PARC drone has no limit on flight time, works via microfilament

How long can drones can stay in the air? The team behind the Persistent Aerial Reconnaissance and Communications (PARC) vehicle system at CyPhy Works have tried to make the word “persistent” reach new heights in aerial reconnaissance. The six-rotor PARC never needs to land.

In addition to a camera system, PARC has additional payload capacity for communications devices. If additional payload capacity is required, the camera payload can be removed.

There is a microfilament system that makes PARC capable of aerial coverage and HD footage—for as long as you decide. “It’s actually our tether that sets us head and shoulders above the competition,” said the company.

While small cables normally mean low power and poor communications, CyPhy Works said that their patented system “flips that dynamic.” They get high power and they get high-definition communications through a tiny cable, thanks to “novel electronics.”

This is an extremely thin wire (the tether is thinner than a headphone cable but strong enough to reel in the if necessary, said Will Knight, senior editor for AI at MIT Technology Review). It is tethered to the ground to transmit power and data.

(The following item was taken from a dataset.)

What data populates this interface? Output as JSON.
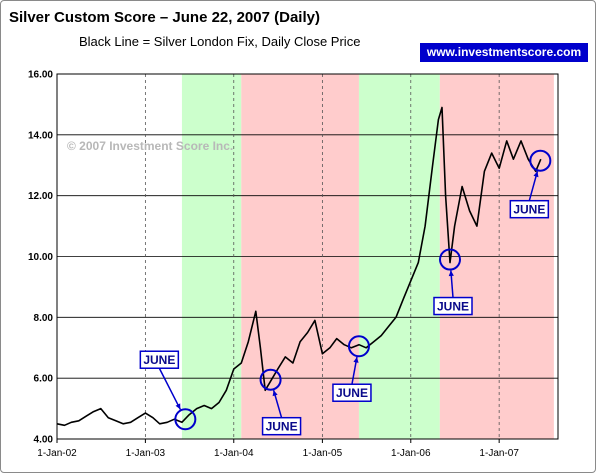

The fact that it is tethered, noted Knight, means the vehicle cannot travel very far.

The PARC vehicle can operate at altitudes of up to 500 feet above ground level, or 10,000 feet density altitude.

CyPhy Works, the company behind PARC, calls its microfilament “superfine—more like fishing line than typical wire.”

The company’s site said their microfilament is impervious to jamming and unaffected by water, power lines, and other possible interferences. The microfilament connects the robot to its Ground Control Station (GCS), so communications can’t be intercepted, spoofed, or otherwise compromised, it added.

Its advantages include endurance: Ground power enables flight durations measured in days, not minutes; it can produce infrared footage for night vision; and the vehicle has realtime access to the GCS computer.

Knight reported that PARC was launched as a commercial product this month after CyPhy Works received an exemption allowing customers to fly the drone for commercial purposes. (In order to fly a drone for commercial purposes, said Knight, an exemption is required. The same restrictions on where and when drones can be flown also apply.)

At an EmTech MIT gathering in Cambridge, Massachusetts, Helen Greiner, the founder of CyPhy Works, spoke about the future of delivery drones.

“By 2020 you will be seeing drone delivery,” Greiner said. “Technically we could do it earlier, but if you’ve been involved in the struggle with the FAA since the ′90s you would not place a bet that they would allow larger, non-line-of-sight vehicles to fly over populated cities.”

CyPhy Works was founded in 2008 by Greiner; she previously was a cofounder of iRobot.